Dazu kamen die Einsätze als Eis- und Schotterspion, oft für Walter Röhrl und Christian Geistdörfer, mehrmals auch für Armin Schwarz, die zahlreiche Erfolge brachten. „Aber als Vollprofi eine komplette WM-Saison oder auch ein EM-Jahr wie mit Christoph Dirtl begonnen zu fahren, war für mich nie möglich. Ich hatte ja mein Geschäft, um das ich mich kümmern musste“, sagt Pattermann – aber ganz ohne Wehmut.

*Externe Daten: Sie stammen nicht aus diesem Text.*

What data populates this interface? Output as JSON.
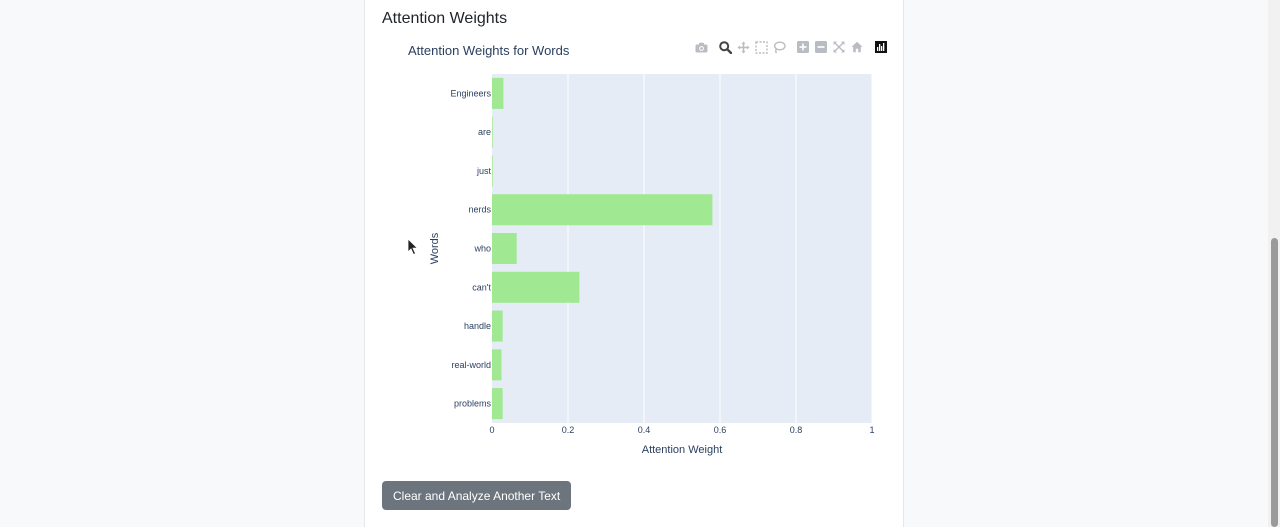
{
  "section": {
    "title": "Attention Weights"
  },
  "button": {
    "label": "Clear and Analyze Another Text"
  },
  "modebar": {
    "icons": [
      "camera-icon",
      "zoom-icon",
      "pan-icon",
      "box-select-icon",
      "lasso-icon",
      "zoom-in-icon",
      "zoom-out-icon",
      "autoscale-icon",
      "reset-axes-icon",
      "plotly-logo-icon"
    ]
  },
  "colors": {
    "bar": "#a1e893",
    "plot_bg": "#e5ecf6",
    "text": "#2a3f5f",
    "button": "#6c757d"
  },
  "chart_data": {
    "type": "bar",
    "orientation": "horizontal",
    "title": "Attention Weights for Words",
    "xlabel": "Attention Weight",
    "ylabel": "Words",
    "categories": [
      "Engineers",
      "are",
      "just",
      "nerds",
      "who",
      "can't",
      "handle",
      "real-world",
      "problems"
    ],
    "values": [
      0.03,
      0.002,
      0.002,
      0.58,
      0.065,
      0.23,
      0.028,
      0.025,
      0.028
    ],
    "xlim": [
      0,
      1
    ],
    "xticks": [
      0,
      0.2,
      0.4,
      0.6,
      0.8,
      1
    ],
    "xtick_labels": [
      "0",
      "0.2",
      "0.4",
      "0.6",
      "0.8",
      "1"
    ],
    "grid": true,
    "legend": false
  }
}
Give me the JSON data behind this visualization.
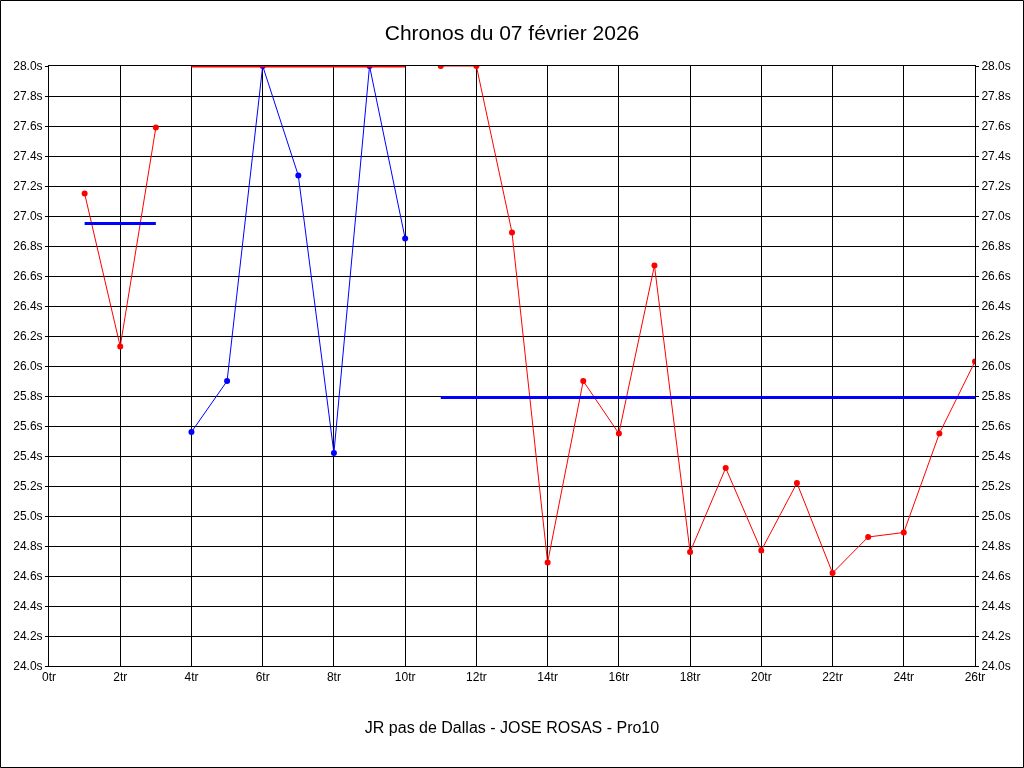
{
  "chart_data": {
    "type": "line",
    "title": "Chronos du 07 février 2026",
    "xlabel": "JR pas de Dallas - JOSE ROSAS - Pro10",
    "xlim": [
      0,
      26
    ],
    "xticks": [
      {
        "value": 0,
        "label": "0tr"
      },
      {
        "value": 2,
        "label": "2tr"
      },
      {
        "value": 4,
        "label": "4tr"
      },
      {
        "value": 6,
        "label": "6tr"
      },
      {
        "value": 8,
        "label": "8tr"
      },
      {
        "value": 10,
        "label": "10tr"
      },
      {
        "value": 12,
        "label": "12tr"
      },
      {
        "value": 14,
        "label": "14tr"
      },
      {
        "value": 16,
        "label": "16tr"
      },
      {
        "value": 18,
        "label": "18tr"
      },
      {
        "value": 20,
        "label": "20tr"
      },
      {
        "value": 22,
        "label": "22tr"
      },
      {
        "value": 24,
        "label": "24tr"
      },
      {
        "value": 26,
        "label": "26tr"
      }
    ],
    "ylim": [
      24.0,
      28.0
    ],
    "yticks": [
      {
        "value": 24.0,
        "label": "24.0s"
      },
      {
        "value": 24.2,
        "label": "24.2s"
      },
      {
        "value": 24.4,
        "label": "24.4s"
      },
      {
        "value": 24.6,
        "label": "24.6s"
      },
      {
        "value": 24.8,
        "label": "24.8s"
      },
      {
        "value": 25.0,
        "label": "25.0s"
      },
      {
        "value": 25.2,
        "label": "25.2s"
      },
      {
        "value": 25.4,
        "label": "25.4s"
      },
      {
        "value": 25.6,
        "label": "25.6s"
      },
      {
        "value": 25.8,
        "label": "25.8s"
      },
      {
        "value": 26.0,
        "label": "26.0s"
      },
      {
        "value": 26.2,
        "label": "26.2s"
      },
      {
        "value": 26.4,
        "label": "26.4s"
      },
      {
        "value": 26.6,
        "label": "26.6s"
      },
      {
        "value": 26.8,
        "label": "26.8s"
      },
      {
        "value": 27.0,
        "label": "27.0s"
      },
      {
        "value": 27.2,
        "label": "27.2s"
      },
      {
        "value": 27.4,
        "label": "27.4s"
      },
      {
        "value": 27.6,
        "label": "27.6s"
      },
      {
        "value": 27.8,
        "label": "27.8s"
      },
      {
        "value": 28.0,
        "label": "28.0s"
      }
    ],
    "y2lim": [
      24.0,
      28.0
    ],
    "y2ticks": [
      {
        "value": 24.0,
        "label": "24.0s"
      },
      {
        "value": 24.2,
        "label": "24.2s"
      },
      {
        "value": 24.4,
        "label": "24.4s"
      },
      {
        "value": 24.6,
        "label": "24.6s"
      },
      {
        "value": 24.8,
        "label": "24.8s"
      },
      {
        "value": 25.0,
        "label": "25.0s"
      },
      {
        "value": 25.2,
        "label": "25.2s"
      },
      {
        "value": 25.4,
        "label": "25.4s"
      },
      {
        "value": 25.6,
        "label": "25.6s"
      },
      {
        "value": 25.8,
        "label": "25.8s"
      },
      {
        "value": 26.0,
        "label": "26.0s"
      },
      {
        "value": 26.2,
        "label": "26.2s"
      },
      {
        "value": 26.4,
        "label": "26.4s"
      },
      {
        "value": 26.6,
        "label": "26.6s"
      },
      {
        "value": 26.8,
        "label": "26.8s"
      },
      {
        "value": 27.0,
        "label": "27.0s"
      },
      {
        "value": 27.2,
        "label": "27.2s"
      },
      {
        "value": 27.4,
        "label": "27.4s"
      },
      {
        "value": 27.6,
        "label": "27.6s"
      },
      {
        "value": 27.8,
        "label": "27.8s"
      },
      {
        "value": 28.0,
        "label": "28.0s"
      }
    ],
    "grid": true,
    "marker": "circle",
    "series": [
      {
        "color": "#ff0000",
        "x": [
          1,
          2,
          3
        ],
        "values": [
          27.15,
          26.13,
          27.59
        ]
      },
      {
        "color": "#0000ff",
        "marker": "none",
        "x": [
          1,
          3
        ],
        "values": [
          26.95,
          26.95
        ]
      },
      {
        "color": "#0000ff",
        "x": [
          4,
          5,
          6,
          7,
          8,
          9,
          10
        ],
        "values": [
          25.56,
          25.9,
          28.0,
          27.27,
          25.42,
          28.0,
          26.85
        ]
      },
      {
        "color": "#ff0000",
        "marker": "none",
        "x": [
          4,
          10
        ],
        "values": [
          28.0,
          28.0
        ]
      },
      {
        "color": "#ff0000",
        "x": [
          11,
          12,
          13,
          14,
          15,
          16,
          17,
          18,
          19,
          20,
          21,
          22,
          23,
          24,
          25,
          26
        ],
        "values": [
          28.0,
          28.0,
          26.89,
          24.69,
          25.9,
          25.55,
          26.67,
          24.76,
          25.32,
          24.77,
          25.22,
          24.62,
          24.86,
          24.89,
          25.55,
          26.03
        ]
      },
      {
        "color": "#0000ff",
        "marker": "none",
        "x": [
          11,
          26
        ],
        "values": [
          25.79,
          25.79
        ]
      }
    ]
  }
}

Besonderer Blick auf seine "Chauffeure"

Interessant ist zweifellos, wie er seine „Chauffeure“ rückblickend einschätzt: „Der Sepp hatte von allen die höchste Grundschnelligkeit und den meisten Spaß“, sagt Pattermann, „und eine sehr gute Reaktionszeit. Er war in Österreich und auch darüber hinaus auf Schnee der Schnellste, denn im Winter zu fahren, das hatte er lange üben können. Seine Drifts waren immer legendär. Auf Asphalt hatte er ein Defizit, weil er nie die Trainingsmöglichkeiten wie Italiener oder Franzosen hatte. Auch auf Schotter war Sepp sehr gut.“

Zum Salzburger Eric Wallner meint Pattermann: „Er konnte auf Schotter hervorragend driften. Auf jeden Fall fühlte ich mich sicher, ich merkte, er beherrscht das Ding.“ Mit Werner Grissmann ging es immer „locker“ zu: „Der Werner hatte wirklich Talent, aber keinen Ehrgeiz. Und er traute sich was. Aber Prüfungen abzufahren und zu lernen war nicht seine Sache. 'Es genügt, wenn du mir ansagst', meinte er. Wir verwendeten den Schrieb vom Walter und Christian (Röhrl/Geistdörfer, Anm.) und hängten uns mit dem quattro ans Werkteam beim Service an. Wir bekamen die Reifen, die für Mikkola, Röhrl usw. nicht mehr taugten, für uns aber gut genug waren. Mein Job war es, ihn auf der Straße zu halten. 1983 in San Remo fiel auf einer Prüfung die Gegensprechanlage aus, und schon rutschten wir von der Straße. Werner wollte niemanden etwas beweisen, er wollte Spaß haben.“

Zu Österreichs erfolgreichstem Rallyefahrer, Franz Wittmann, fällt Pattermann ein: „Der Franz hatte einfach ein Gefühl fürs Limit. Deshalb fiel er nur aus, wenn es ein technisches Problem gab. Phänomenal waren seine Streckenkenntnis durch so viel Training wie nur möglich und seine Erinnerungsfähigkeit. Er kannte manche Prüfungen über Jahre auswendig. Zeitweise brauchte er eigentlich keinen Beifahrer. Er hatte eine sehr gute Grundschnelligkeit, aber noch mehr Akribie: Er wollte einfach nichts dem Zufall überlassen, alles perfekt vorbereiten. Er sorgte immer für gutes Material, gutes Team. Sein technisches Verständnis war aber nicht so gut wie das von Sepp.“ 

Achim Mörtl war für Pattermann „zu seiner besten Zeit der Schnellste auf Asphalt. Aber er konnte seine Grenzen nicht einschätzen. Er ging übers Limit, daher kamen seine häufigen Unfälle.“

Rallyesport und der Job als Reifenhändler gingen auch am durchtrainierten Sportler Pattermann nicht spurlos vorbei: Nach zwei Bandscheiben-Operationen ist er seit 2015 Pensionist. „Der Kontakt zu vielen ehemaligen Partnern und Konkurrenten ist nicht abgerissen. Das ist eine große Familie“, sagt der Eishockey-Fan, der oft bei den Salzburger Bullen mitfiebert. Doch die Treffen mit den alten Haudegen verschoben sich zum fallweisen „Achterlabend“ und vor allem auf Golfplätze, wie unlängst in Schladming mit Franz Wittmann jun. als Gastgeber.